1 - Avoiding excessive reserves: Because of the opportunity costs (other charities could use money productively sooner), it is undesirable to have a charity having excessive reserves. Ideally, they would be promised a steady stream of funding if they meet specific targets over many years in order for them to be able to plan ahead.

2 - Risk diversification: Funds should be distributed to several high impact organisations in order to diversify the risk of one of them not performing well.

3 - Incentivizing others to join the cause area:
   a - Countries: By restricting funding to a particular country, one incentivizes the country to invest in very effective health interventions themselves and use their (often very limited) domestic resources to close the funding gap between donations and the full cost of delivering effective health interventions. Poorer, low-income countries (such as Ethiopia) are less able to do this than low-to-middle income countries (such as India).
   b - Charities: By restricting funding to charities, they’re being kept on their toes, so that they do not rely on a particular foundation or big grant giver exclusively and apply for other grants. For instance, in the past, the Gates foundation has heavily funded the Schistosomiasis Control Initiative. However, Gates later discontinued SCI’s funding not because of too little effectiveness, but because, since their effectiveness had been established, other funders would more readily fund them.
   c - Other donors: By restricting funding to particular charities, other donors are incentivized to also invest in the effective charities. For instance, the Against Malaria foundation has a broader appeal to small private donors than more high-expected-value interventions. Thus, even though theoretically, the Gates foundation, which is the largest private foundation in the world with an endowment of US$42.9 billion[4], could buy every person in Africa a bednet every two years (population of Africa (1 Billion) * Cost of Bednet (5 Dollars) = 5 Billion dollars) that would rapidly deplete their limited resources and then they could not spend their money on other very effective causes. They might reason that (small) more risk-averse donors (who want to be certain that their money will have an impact) will close the funding gap of very effective and established interventions and that they can instead spend more money on riskier, high expected value areas.
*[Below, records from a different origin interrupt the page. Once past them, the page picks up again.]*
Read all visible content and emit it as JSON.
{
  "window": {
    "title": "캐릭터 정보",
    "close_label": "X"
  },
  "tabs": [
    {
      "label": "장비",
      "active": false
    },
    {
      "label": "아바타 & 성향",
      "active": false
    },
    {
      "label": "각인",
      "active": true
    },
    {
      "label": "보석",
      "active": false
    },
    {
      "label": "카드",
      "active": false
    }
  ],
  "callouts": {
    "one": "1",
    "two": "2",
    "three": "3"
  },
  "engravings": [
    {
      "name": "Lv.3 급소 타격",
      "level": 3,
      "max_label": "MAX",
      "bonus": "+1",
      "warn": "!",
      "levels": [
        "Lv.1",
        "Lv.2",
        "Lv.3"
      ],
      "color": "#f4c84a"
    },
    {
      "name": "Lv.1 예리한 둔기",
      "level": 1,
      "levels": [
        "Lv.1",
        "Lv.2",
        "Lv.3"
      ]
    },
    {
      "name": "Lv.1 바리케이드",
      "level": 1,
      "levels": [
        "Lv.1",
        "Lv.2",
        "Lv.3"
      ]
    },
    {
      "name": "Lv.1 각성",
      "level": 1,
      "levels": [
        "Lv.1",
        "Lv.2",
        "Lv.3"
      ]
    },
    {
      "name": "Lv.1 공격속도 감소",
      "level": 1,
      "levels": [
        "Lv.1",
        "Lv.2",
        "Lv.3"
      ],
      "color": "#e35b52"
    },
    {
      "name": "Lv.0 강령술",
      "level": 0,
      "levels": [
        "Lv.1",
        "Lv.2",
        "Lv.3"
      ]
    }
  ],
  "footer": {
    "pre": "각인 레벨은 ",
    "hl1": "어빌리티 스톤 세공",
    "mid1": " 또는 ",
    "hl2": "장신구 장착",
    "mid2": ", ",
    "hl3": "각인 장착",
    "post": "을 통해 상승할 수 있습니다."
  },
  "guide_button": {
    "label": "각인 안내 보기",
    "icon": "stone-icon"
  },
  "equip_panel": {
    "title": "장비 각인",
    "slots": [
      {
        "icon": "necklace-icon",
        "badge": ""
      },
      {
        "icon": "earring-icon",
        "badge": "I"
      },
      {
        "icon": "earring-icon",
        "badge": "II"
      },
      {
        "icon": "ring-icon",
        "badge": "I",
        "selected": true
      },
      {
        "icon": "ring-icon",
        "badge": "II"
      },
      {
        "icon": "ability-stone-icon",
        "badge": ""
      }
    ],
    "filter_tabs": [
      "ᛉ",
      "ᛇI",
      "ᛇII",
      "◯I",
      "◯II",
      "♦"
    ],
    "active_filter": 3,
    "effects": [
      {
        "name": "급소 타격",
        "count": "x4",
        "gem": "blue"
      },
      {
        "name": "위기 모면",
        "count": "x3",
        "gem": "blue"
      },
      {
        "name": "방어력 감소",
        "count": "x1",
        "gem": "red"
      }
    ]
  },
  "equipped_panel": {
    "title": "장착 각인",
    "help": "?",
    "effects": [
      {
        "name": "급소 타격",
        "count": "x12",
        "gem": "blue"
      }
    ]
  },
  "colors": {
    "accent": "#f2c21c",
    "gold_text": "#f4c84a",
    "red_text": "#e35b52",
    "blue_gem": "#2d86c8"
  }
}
4 - Technological Innovation: New technological innovations—such as a very effective malaria vaccine—might be discovered, and these might be more cost-effective.

5 - High risk, high reward project:
For these reasons, one needs to come up with short-term room for more funding estimates.

Crucially, many room-for-more-funding numbers do not include scale-up and seem to be an estimate of how much money the charities can use to fund projects in the short-term (i.e. in the next couple of years). In other words, these estimates do not take into account potential mid-term scale-up of their interventions into other countries or into more projects (see for instance[5],[6]). For instance, Givewell reports that AMF’s room for more funding in the next year is $25 Million, which translates to roughly 5 million bednets. Because AMF has reported to be constricted in terms of funding in the short-term, they had not been actively reaching out to other countries to discuss new net programs in the beginning of 2015[7]. AMF also has more leverage with regards to national malaria control programs agreeing to implement their strict and rigid monitoring and evaluation process, when they agree to give governments millions as opposed to thousands of bednets[8].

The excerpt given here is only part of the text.